Geleneksel İnuit ebeveynlik anlayışı inanılmaz derecede korumacı ve şefkatli. Dünyadaki tüm ebeveynlik tarzlarını alıp bunları nezaket derecesine göre sıralasanız, büyük ihtimalle İnuitlerin yaklaşımı en üst sıralarda yer alır. (Bebekler için, burnunuzu yanağa dokundurarak tenini kokladığınız kendine has bir öpme biçimi bile mevcut.)

Bir radyo yapımcısı olan ve 12 kardeşle büyüyen ve bir anne olan Lisa İpeelie, kültürlerinin, bir çocuğu azarlamayı -hatta kızgın bir ses tonuyla çocuklarla konuşmayı- yakışıksız gördüğünü ifade ediyor. “Küçük yaştaki çocuklara sesinizi yükseltmenin hiçbir yardımı olmuyor,” diyor. “Bu, yalnızca kendi tansiyonunuzu yükseltir.”

Çocuk size vursa ya da ısırsa bile sesinizi yükseltmiyor musunuz?

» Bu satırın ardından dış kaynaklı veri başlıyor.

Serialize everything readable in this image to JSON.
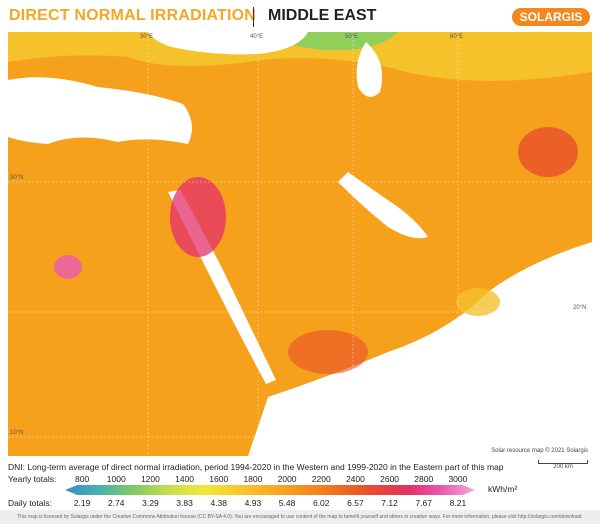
{
  "header": {
    "title": "DIRECT NORMAL IRRADIATION",
    "region": "MIDDLE EAST",
    "logo": "SOLARGIS"
  },
  "map": {
    "lon_labels": [
      "30°E",
      "40°E",
      "50°E",
      "60°E"
    ],
    "lat_labels": [
      "30°N",
      "20°N",
      "10°N"
    ],
    "credit": "Solar resource map © 2021 Solargis",
    "scale_label": "200 km",
    "water_color": "#ffffff",
    "land_accent_colors": [
      "#f6a11c",
      "#f28a1e",
      "#f5c22b",
      "#e4306a"
    ]
  },
  "description": "DNI: Long-term average of direct normal irradiation, period 1994-2020 in the Western and 1999-2020 in the Eastern part of this map",
  "legend": {
    "yearly_label": "Yearly totals:",
    "yearly_values": [
      "800",
      "1000",
      "1200",
      "1400",
      "1600",
      "1800",
      "2000",
      "2200",
      "2400",
      "2600",
      "2800",
      "3000"
    ],
    "daily_label": "Daily totals:",
    "daily_values": [
      "2.19",
      "2.74",
      "3.29",
      "3.83",
      "4.38",
      "4.93",
      "5.48",
      "6.02",
      "6.57",
      "7.12",
      "7.67",
      "8.21"
    ],
    "unit": "kWh/m²"
  },
  "footer": "This map is licensed by Solargis under the Creative Commons Attribution license (CC BY-SA 4.0). You are encouraged to use content of the map to benefit yourself and others in creative ways. For more information, please visit http://solargis.com/download."
}
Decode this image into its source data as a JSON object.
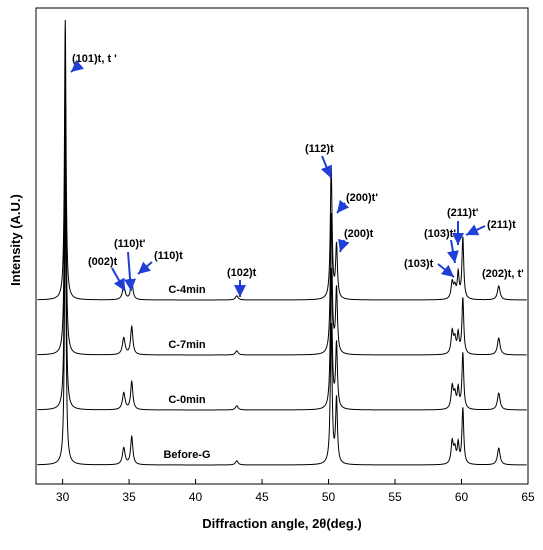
{
  "chart_data": {
    "type": "line",
    "title": "",
    "xlabel": "Diffraction angle, 2θ(deg.)",
    "ylabel": "Intensity (A.U.)",
    "xlim": [
      28,
      65
    ],
    "x_ticks": [
      30,
      35,
      40,
      45,
      50,
      55,
      60,
      65
    ],
    "y_ticks_shown": false,
    "line_color": "#000000",
    "arrow_color": "#1f3fd6",
    "series": [
      {
        "name": "C-4min",
        "peaks": [
          {
            "x": 30.2,
            "h": 1.0,
            "w": 0.07
          },
          {
            "x": 34.6,
            "h": 0.05,
            "w": 0.12
          },
          {
            "x": 35.2,
            "h": 0.07,
            "w": 0.1
          },
          {
            "x": 43.1,
            "h": 0.015,
            "w": 0.12
          },
          {
            "x": 50.2,
            "h": 0.47,
            "w": 0.08
          },
          {
            "x": 50.6,
            "h": 0.19,
            "w": 0.08
          },
          {
            "x": 59.3,
            "h": 0.06,
            "w": 0.1
          },
          {
            "x": 59.5,
            "h": 0.04,
            "w": 0.1
          },
          {
            "x": 59.75,
            "h": 0.09,
            "w": 0.08
          },
          {
            "x": 60.1,
            "h": 0.22,
            "w": 0.08
          },
          {
            "x": 62.8,
            "h": 0.05,
            "w": 0.12
          }
        ]
      },
      {
        "name": "C-7min",
        "peaks": [
          {
            "x": 30.2,
            "h": 1.0,
            "w": 0.07
          },
          {
            "x": 34.6,
            "h": 0.06,
            "w": 0.12
          },
          {
            "x": 35.2,
            "h": 0.1,
            "w": 0.1
          },
          {
            "x": 43.1,
            "h": 0.015,
            "w": 0.12
          },
          {
            "x": 50.2,
            "h": 0.5,
            "w": 0.08
          },
          {
            "x": 50.6,
            "h": 0.23,
            "w": 0.08
          },
          {
            "x": 59.3,
            "h": 0.08,
            "w": 0.1
          },
          {
            "x": 59.5,
            "h": 0.05,
            "w": 0.1
          },
          {
            "x": 59.75,
            "h": 0.07,
            "w": 0.08
          },
          {
            "x": 60.1,
            "h": 0.2,
            "w": 0.08
          },
          {
            "x": 62.8,
            "h": 0.06,
            "w": 0.12
          }
        ]
      },
      {
        "name": "C-0min",
        "peaks": [
          {
            "x": 30.2,
            "h": 1.0,
            "w": 0.07
          },
          {
            "x": 34.6,
            "h": 0.06,
            "w": 0.12
          },
          {
            "x": 35.2,
            "h": 0.1,
            "w": 0.1
          },
          {
            "x": 43.1,
            "h": 0.015,
            "w": 0.12
          },
          {
            "x": 50.2,
            "h": 0.5,
            "w": 0.08
          },
          {
            "x": 50.6,
            "h": 0.23,
            "w": 0.08
          },
          {
            "x": 59.3,
            "h": 0.08,
            "w": 0.1
          },
          {
            "x": 59.5,
            "h": 0.05,
            "w": 0.1
          },
          {
            "x": 59.75,
            "h": 0.07,
            "w": 0.08
          },
          {
            "x": 60.1,
            "h": 0.2,
            "w": 0.08
          },
          {
            "x": 62.8,
            "h": 0.06,
            "w": 0.12
          }
        ]
      },
      {
        "name": "Before-G",
        "peaks": [
          {
            "x": 30.2,
            "h": 1.0,
            "w": 0.07
          },
          {
            "x": 34.6,
            "h": 0.06,
            "w": 0.12
          },
          {
            "x": 35.2,
            "h": 0.1,
            "w": 0.1
          },
          {
            "x": 43.1,
            "h": 0.015,
            "w": 0.12
          },
          {
            "x": 50.2,
            "h": 0.5,
            "w": 0.08
          },
          {
            "x": 50.6,
            "h": 0.23,
            "w": 0.08
          },
          {
            "x": 59.3,
            "h": 0.08,
            "w": 0.1
          },
          {
            "x": 59.5,
            "h": 0.05,
            "w": 0.1
          },
          {
            "x": 59.75,
            "h": 0.07,
            "w": 0.08
          },
          {
            "x": 60.1,
            "h": 0.2,
            "w": 0.08
          },
          {
            "x": 62.8,
            "h": 0.06,
            "w": 0.12
          }
        ]
      }
    ],
    "annotations": [
      {
        "label": "(101)t, t '",
        "x": 30.2
      },
      {
        "label": "(002)t",
        "x": 34.6
      },
      {
        "label": "(110)t'",
        "x": 34.9
      },
      {
        "label": "(110)t",
        "x": 35.2
      },
      {
        "label": "(102)t",
        "x": 43.1
      },
      {
        "label": "(112)t",
        "x": 50.2
      },
      {
        "label": "(200)t'",
        "x": 50.4
      },
      {
        "label": "(200)t",
        "x": 50.6
      },
      {
        "label": "(103)t",
        "x": 59.3
      },
      {
        "label": "(103)t'",
        "x": 59.5
      },
      {
        "label": "(211)t'",
        "x": 59.75
      },
      {
        "label": "(211)t",
        "x": 60.1
      },
      {
        "label": "(202)t, t'",
        "x": 62.8
      }
    ]
  }
}
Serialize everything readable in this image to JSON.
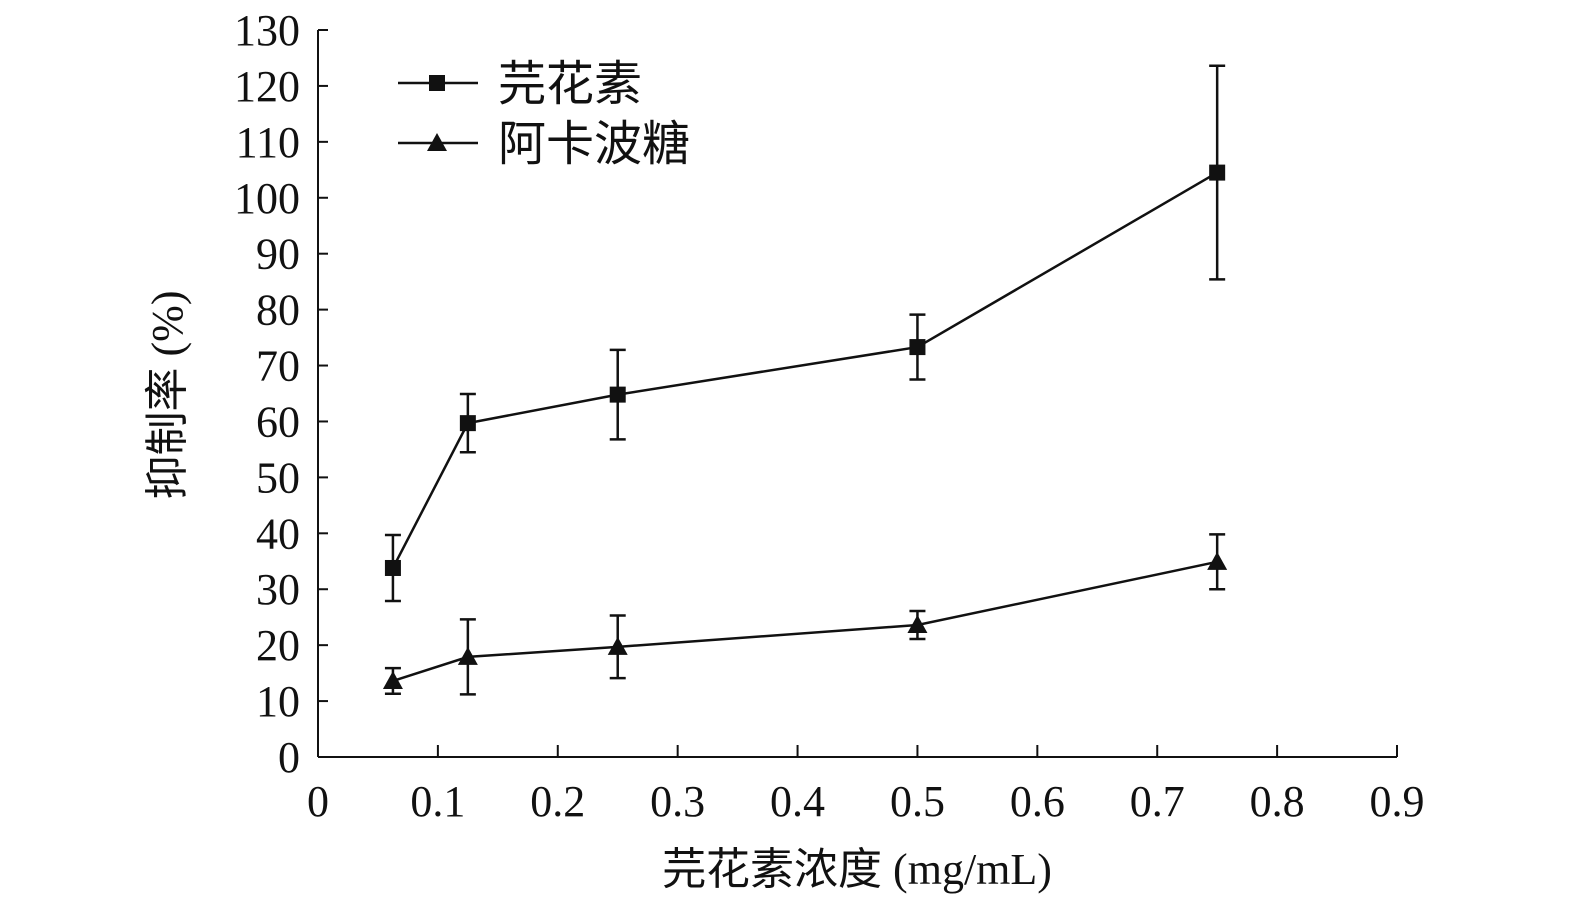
{
  "chart_data": {
    "type": "line",
    "title": "",
    "xlabel": "芫花素浓度 (mg/mL)",
    "ylabel": "抑制率 (%)",
    "xlim": [
      0,
      0.9
    ],
    "ylim": [
      0,
      130
    ],
    "xticks": [
      0,
      0.1,
      0.2,
      0.3,
      0.4,
      0.5,
      0.6,
      0.7,
      0.8,
      0.9
    ],
    "xtick_labels": [
      "0",
      "0.1",
      "0.2",
      "0.3",
      "0.4",
      "0.5",
      "0.6",
      "0.7",
      "0.8",
      "0.9"
    ],
    "yticks": [
      0,
      10,
      20,
      30,
      40,
      50,
      60,
      70,
      80,
      90,
      100,
      110,
      120,
      130
    ],
    "ytick_labels": [
      "0",
      "10",
      "20",
      "30",
      "40",
      "50",
      "60",
      "70",
      "80",
      "90",
      "100",
      "110",
      "120",
      "130"
    ],
    "grid": false,
    "legend_position": "top-left",
    "series": [
      {
        "name": "芫花素",
        "marker": "square",
        "color": "#111111",
        "x": [
          0.0625,
          0.125,
          0.25,
          0.5,
          0.75
        ],
        "y": [
          33.8,
          59.7,
          64.8,
          73.3,
          104.5
        ],
        "error": [
          5.9,
          5.2,
          8.0,
          5.8,
          19.1
        ]
      },
      {
        "name": "阿卡波糖",
        "marker": "triangle",
        "color": "#111111",
        "x": [
          0.0625,
          0.125,
          0.25,
          0.5,
          0.75
        ],
        "y": [
          13.6,
          17.9,
          19.7,
          23.6,
          34.9
        ],
        "error": [
          2.3,
          6.7,
          5.6,
          2.5,
          4.9
        ]
      }
    ]
  }
}
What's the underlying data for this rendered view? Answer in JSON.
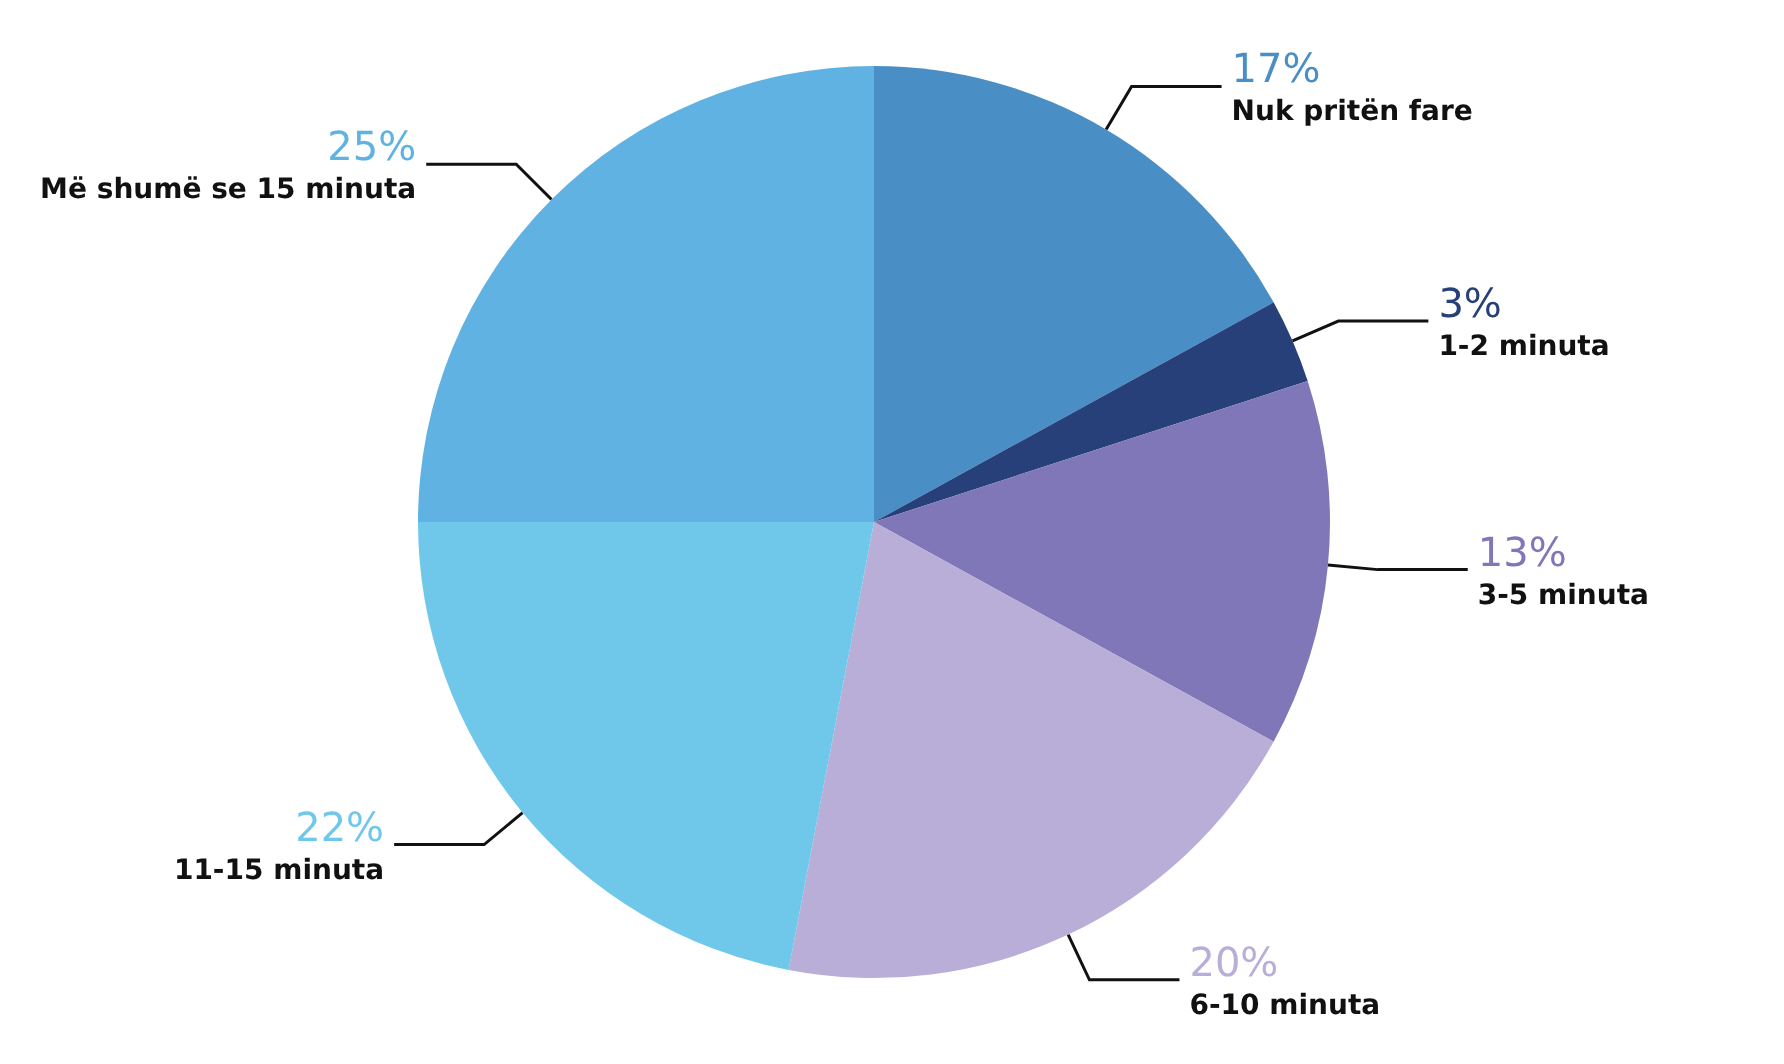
{
  "chart_data": {
    "type": "pie",
    "categories": [
      "Nuk pritën fare",
      "1-2 minuta",
      "3-5 minuta",
      "6-10 minuta",
      "11-15 minuta",
      "Më shumë se 15 minuta"
    ],
    "values": [
      17,
      3,
      13,
      20,
      22,
      25
    ],
    "colors": [
      "#4a8ec6",
      "#27407a",
      "#8077b9",
      "#b8aed8",
      "#6fc8ea",
      "#5fb2e2"
    ],
    "value_labels": [
      "17%",
      "3%",
      "13%",
      "20%",
      "22%",
      "25%"
    ]
  }
}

İpeelie “hayır,” diyor ve sorumun ne denli anlamsız olduğunu vurgulayan biçimde gülerek devam ediyor: “Küçük çocukların sık sık sizi kızdıracak şeyler yaptığını düşünürsünüz ama aslında böyle olmuyor. Bir şey nedeniyle üzülüyorlar ve bunun ne olduğunu bulmanız gerekiyor.”

İnuit geleneklerinde küçük bir çocuğa bağırmak, onu aşağılamak anlamına geliyor. Sanki bir yetişkin öfke krizi geçiriyor gibi algılanıyor ve Briggs’in aktardığı kadarıyla, temel olarak çocuğun seviyesine inmekle aynı görülüyor.

Sohbet ettiğim yaşlılar, geçen yüzyılda yaşanan yoğun kolonileşmenin bu geleneklere zarar verdiğini söylüyor. Ve bu nedenle, topluluk, ebeveynlik anlayışını sağlam tutmak için büyük bir çaba sarf ediyor.

Goota Jaw, bu çabanın ön saflarında yer alıyor. Arktik Koleji’nde ebeveynlik dersi veriyor. Kişisel ebeveynlik yaklaşımı o denli hoşgörülü ki, bir çocuğa yaramazlık nedeniyle tek başına kalma cezası vermeye bile yanaşmıyor.

Jaw “'Ne yaptığını bir düşün bakalım. Derhal odana git!’ diye bağırmak… İşte buna katılmıyorum. Bu, bizim çocuklarımıza bir şeyler öğretme yolumuz değil. Bu yolla (doğru davranış yerine) çocuklara yalnızca kaçmayı öğretiyorsunuz,” diyor.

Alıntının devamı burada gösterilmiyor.